Among the conditions that would require immediate treatment are bleeding from an injured abdominal organ, such as the spleen or liver, or injuries to the gastrointestinal tract or pancreas. The latter set of injuries often requires surgery even when there are no signs of bleeding.

“In our emergency department at UC Davis Medical Center, the most common causes of intra-abdominal injuries are motor-vehicle collisions, automobiles striking pedestrians and bicyclists, and falls,” said Holmes.

Although CT is the standard for diagnosing intra-abdominal injuries, the procedure has serious risks, primarily that of developing radiation-induced cancer. For every 1,500 children who undergo abdominal CT scanning, approximately one child will die from a cancer caused by the radiation, and up to three additional children will develop non-fatal cancers from the exposure. Less than 10 per cent of the abdominal CT scans currently performed on children with trauma show intra-abdominal injuries.

“Emergency department physicians also use ultrasound to diagnose intra-abdominal injuries, but this method is not nearly as good as a CT scan,” Holmes said. “Ultrasound does not identify which organ is injured. It just indicates whether there is blood in the abdominal cavity.”

The objective of the study is to develop highly sensitive, specific and generalizable rules for the use of CT scanning in evaluating children with blunt abdominal trauma seen in emergency departments. These rules may then be used to generate evidence-driven guidelines for the evaluation of these children. When implemented, the guidelines will result in a more efficient use of CT scans on children at risk for intra-abdominal injuries, and a decrease in use on children with near-zero risk for those injuries.

The grant was awarded by the Centers for Disease Control and Prevention and will be conducted within the Pediatric Emergency Care Applied Research Network (PECARN), the first federally funded pediatric emergency medicine research network. Created by the federal Health Resources and Services Administration, PECARN consists of 20 emergency departments around the nation that conduct high-priority, multi-institutional research into the prevention and management of acute illnesses and injuries in children and youth of all ages.

The study will enroll children with blunt abdominal trauma seen at 17 of the PECARN hospitals over a two-year period.
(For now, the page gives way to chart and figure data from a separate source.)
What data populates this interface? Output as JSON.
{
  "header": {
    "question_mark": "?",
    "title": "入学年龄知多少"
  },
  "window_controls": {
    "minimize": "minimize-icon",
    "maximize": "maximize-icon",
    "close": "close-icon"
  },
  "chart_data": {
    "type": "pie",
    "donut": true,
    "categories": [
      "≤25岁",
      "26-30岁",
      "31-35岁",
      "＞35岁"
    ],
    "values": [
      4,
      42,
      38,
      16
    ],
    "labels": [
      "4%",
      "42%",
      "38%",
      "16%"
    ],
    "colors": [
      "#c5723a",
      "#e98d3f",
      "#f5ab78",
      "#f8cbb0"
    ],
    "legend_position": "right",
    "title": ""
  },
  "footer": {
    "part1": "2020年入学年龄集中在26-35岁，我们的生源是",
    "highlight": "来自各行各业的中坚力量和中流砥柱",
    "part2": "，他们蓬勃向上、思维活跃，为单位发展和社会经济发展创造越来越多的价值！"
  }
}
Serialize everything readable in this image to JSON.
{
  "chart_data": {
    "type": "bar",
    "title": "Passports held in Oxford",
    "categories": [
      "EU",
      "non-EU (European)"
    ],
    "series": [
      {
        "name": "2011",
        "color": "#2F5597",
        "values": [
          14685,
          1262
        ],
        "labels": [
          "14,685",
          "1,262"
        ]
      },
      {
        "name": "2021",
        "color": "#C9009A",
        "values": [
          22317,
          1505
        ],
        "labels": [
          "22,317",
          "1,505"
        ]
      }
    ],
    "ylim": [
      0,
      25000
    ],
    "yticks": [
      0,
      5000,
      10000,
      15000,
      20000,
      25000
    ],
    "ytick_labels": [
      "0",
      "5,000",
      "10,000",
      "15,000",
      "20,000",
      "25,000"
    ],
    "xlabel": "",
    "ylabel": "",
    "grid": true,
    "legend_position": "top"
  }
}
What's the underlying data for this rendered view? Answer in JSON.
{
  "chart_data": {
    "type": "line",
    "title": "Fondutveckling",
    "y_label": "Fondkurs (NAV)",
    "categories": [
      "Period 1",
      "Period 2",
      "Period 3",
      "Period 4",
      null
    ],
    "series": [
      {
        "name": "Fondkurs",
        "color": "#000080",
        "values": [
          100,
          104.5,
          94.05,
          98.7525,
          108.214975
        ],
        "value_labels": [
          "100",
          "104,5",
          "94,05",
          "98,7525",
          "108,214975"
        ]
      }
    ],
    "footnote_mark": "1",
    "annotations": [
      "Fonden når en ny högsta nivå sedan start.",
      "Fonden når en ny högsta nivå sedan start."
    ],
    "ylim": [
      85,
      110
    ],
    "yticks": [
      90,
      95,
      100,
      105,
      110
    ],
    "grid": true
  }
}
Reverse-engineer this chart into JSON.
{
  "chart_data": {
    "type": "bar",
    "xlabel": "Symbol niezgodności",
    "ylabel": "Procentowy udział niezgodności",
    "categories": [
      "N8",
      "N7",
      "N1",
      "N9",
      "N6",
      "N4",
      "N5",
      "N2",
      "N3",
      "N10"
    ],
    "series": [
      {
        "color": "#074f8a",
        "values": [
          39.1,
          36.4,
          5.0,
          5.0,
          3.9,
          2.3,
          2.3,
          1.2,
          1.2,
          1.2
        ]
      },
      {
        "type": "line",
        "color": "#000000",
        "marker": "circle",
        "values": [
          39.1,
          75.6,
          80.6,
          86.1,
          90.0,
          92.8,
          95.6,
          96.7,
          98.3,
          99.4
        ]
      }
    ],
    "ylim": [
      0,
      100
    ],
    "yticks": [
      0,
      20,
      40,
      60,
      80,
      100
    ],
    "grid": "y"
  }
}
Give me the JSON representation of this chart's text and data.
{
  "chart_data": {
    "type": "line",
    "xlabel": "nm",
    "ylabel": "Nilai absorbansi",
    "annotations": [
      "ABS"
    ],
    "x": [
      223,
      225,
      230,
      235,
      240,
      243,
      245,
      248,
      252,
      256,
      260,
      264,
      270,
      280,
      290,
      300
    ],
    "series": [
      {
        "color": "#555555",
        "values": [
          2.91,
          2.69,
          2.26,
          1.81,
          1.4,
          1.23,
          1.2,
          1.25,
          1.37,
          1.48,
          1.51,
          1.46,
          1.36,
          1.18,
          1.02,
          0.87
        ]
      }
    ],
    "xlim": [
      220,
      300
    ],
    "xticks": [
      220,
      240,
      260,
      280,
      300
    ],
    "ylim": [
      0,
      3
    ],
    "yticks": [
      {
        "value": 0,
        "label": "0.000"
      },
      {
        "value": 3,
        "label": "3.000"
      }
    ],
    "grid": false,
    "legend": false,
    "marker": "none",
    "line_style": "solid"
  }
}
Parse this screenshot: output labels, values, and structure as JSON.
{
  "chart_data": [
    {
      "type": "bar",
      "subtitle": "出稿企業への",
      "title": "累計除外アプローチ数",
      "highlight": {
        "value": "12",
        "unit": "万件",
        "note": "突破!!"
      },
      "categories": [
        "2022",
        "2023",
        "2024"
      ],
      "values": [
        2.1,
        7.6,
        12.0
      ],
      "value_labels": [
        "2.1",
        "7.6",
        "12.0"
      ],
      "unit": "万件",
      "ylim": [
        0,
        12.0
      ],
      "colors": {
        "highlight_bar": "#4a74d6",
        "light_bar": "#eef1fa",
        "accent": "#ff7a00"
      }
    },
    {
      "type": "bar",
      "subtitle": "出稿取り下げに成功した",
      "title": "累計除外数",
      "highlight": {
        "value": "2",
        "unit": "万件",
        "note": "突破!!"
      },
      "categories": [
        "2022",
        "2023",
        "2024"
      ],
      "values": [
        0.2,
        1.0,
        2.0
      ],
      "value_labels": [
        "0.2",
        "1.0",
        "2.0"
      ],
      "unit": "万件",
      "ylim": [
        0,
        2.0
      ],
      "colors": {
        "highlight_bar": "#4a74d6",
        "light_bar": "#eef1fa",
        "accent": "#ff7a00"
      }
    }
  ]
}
The emergency departments of the PECARN hospitals annually evaluate more than 900,000 children of diverse geographic and racial/ethnic backgrounds. The study will enroll 9,774 children with significant blunt torso trauma, including 900 with intra-abdominal injuries.

The primary outcome sought by the study is a set of rules for identifying intra-abdominal injuries in need of acute intervention. To do so, the researchers will analyze the patients' histories, physical examination findings and laboratory results.